North of Northwest: Tegan and Sara
Every time I hear a Tegan and Sara song, I have some version of the same odd thought: “Wow, I like this band more than I remember.” I’m not sure what causes this strange fondness amnesia, but I’m going to try to cure it right here with a little Note To Self: HEY SELF, YOU LIKE TEAGAN AND SARA.
I’m certainly not the only fan. Sainthood, the duo’s November 2009 album, debuted at #21 on the Billboard 200, and received 4/5 stars from Spin and a respectable 7.3 from Pitchfork, who praised the band’s “musical evolution and maturation.” They sold out two nights at New York’s 1500-capacity Town Hall, and this year’s Sasquatch festival awarded them an evening mainstage slot.
Sainthood, 37 minutes of irresistibly toe-tapping new wave, certainly dropped at an ideal time. With Lady Gaga performing to the tens of thousands and Katy Perry a Blilboard-topping teenage dream, there’s no denying that dance pop is “in.” Crediting Tegan and Sara’s success merely to a trend, however, both cheapens their work and oversimplifies their appeal. It’s not just – or even primarily – Top 40 fans who buy Tegan and Sara records. Your teenage daughter probably likes them, but your middle-aged male coworker probably does too.
So what is it about two thirty-year-old twins from Calgary that attracts thirty years’ and two genders’ worth of fans? What were the 22,000 people who bought Sainthood in the first week of its release looking for?
The dominant characteristic that distinguishes Sainthood from other works of its genre is honesty. In dance music, lyrics are generally either absent or endlessly self-referential: “We can dance until we die,” “Just dance, gonna be okay,” “I left my head and my heart on the dance floor.” Tegan and Sara, in contrast, write about real things, about life and love and emotions and stuff.
“For people to trust you and believe you, they have to see you a little bit. I’m not afraid to expose myself in that way,” Sara told Exclaim! last year. Sainthood finds both sisters laying their hearts bare, Tegan singing primarily about pursuing (unsuccessfully) a new relationship, and Sara dealing with the end of an old one. Interestingly, lyrics from both sisters, though written separately, return to similar themes: a forthright mixture of friction, anguish and lust.
“Watch, with a bit of friction I’ll be under your clothes. With a bit of focus I’ll be under your skin,” Sara sings in “Sentimental Tune.” The words are simultaneously sexy and menacing, adding depth and tension to the upbeat radio pop instrumentation. In “Night Watch,” Sara lays an agonized “I need distance from your body. I deserve this anguish on my house” over the synth before kicking in to a club-ready new-wave chorus. Tegan channels her punk-rock past for the angsty “Northshore” and confesses, “Something’s so sick about this, my misery’s so addictive.”

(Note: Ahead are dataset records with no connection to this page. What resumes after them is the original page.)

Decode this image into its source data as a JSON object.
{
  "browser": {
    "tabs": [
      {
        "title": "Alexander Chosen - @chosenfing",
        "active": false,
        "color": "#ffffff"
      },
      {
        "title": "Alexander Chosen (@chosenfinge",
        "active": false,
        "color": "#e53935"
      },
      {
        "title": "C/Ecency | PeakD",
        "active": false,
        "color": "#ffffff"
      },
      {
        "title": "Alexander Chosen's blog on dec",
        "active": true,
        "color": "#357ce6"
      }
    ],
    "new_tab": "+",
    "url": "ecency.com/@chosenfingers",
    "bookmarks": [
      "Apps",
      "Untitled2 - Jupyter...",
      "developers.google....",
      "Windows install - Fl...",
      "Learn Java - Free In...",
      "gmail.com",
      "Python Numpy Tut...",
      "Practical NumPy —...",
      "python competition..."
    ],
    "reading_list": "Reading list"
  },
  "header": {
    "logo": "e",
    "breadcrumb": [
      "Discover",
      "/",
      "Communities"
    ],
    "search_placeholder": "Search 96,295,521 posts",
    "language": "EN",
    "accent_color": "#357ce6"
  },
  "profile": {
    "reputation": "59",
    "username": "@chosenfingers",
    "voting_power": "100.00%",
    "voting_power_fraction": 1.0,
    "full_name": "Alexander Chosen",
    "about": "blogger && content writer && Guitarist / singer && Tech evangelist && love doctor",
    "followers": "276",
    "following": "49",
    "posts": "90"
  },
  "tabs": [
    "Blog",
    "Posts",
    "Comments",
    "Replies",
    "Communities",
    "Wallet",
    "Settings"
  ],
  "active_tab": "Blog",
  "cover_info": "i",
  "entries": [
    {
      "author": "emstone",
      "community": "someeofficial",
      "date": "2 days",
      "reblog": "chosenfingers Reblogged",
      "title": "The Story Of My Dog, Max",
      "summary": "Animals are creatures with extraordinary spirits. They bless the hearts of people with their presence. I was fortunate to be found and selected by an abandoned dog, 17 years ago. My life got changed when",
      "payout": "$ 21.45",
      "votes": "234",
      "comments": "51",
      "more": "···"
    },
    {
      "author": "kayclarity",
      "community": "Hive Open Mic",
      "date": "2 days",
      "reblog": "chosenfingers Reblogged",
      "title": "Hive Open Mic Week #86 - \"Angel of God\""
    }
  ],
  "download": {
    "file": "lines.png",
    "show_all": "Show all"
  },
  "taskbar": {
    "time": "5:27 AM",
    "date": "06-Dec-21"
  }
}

There’s really not a single throwaway or lyrical dud on Sainthood, and the dance energy never lets up either. (Listening to the album on the train the other day, I had to repeatedly remind myself that one-woman Amtrak dance parties were not encouraged by the management. Or other passengers.) Frankly, this is as solid and cohesive a record as you could ask for. But does that make it great?
Well, kind of.
Sainthood is important, I think, because it reminds us that there is pop and dance music for grown-ups. Tegan and Sara take a frequently one-dimensional genre and fill it out, beef it up. They express their emotions and sentiments without feeling confined to the styles of music (folk, indie rock) generally reserved for that type of expression. Also, they make us very very badly want to dance in public.
Sainthood is probably not an album that is going to change the course of music as a whole. It is, though, an exemplar of its type, and I hope to see more like it. Your teenage daughter and your middle-aged colleague do too.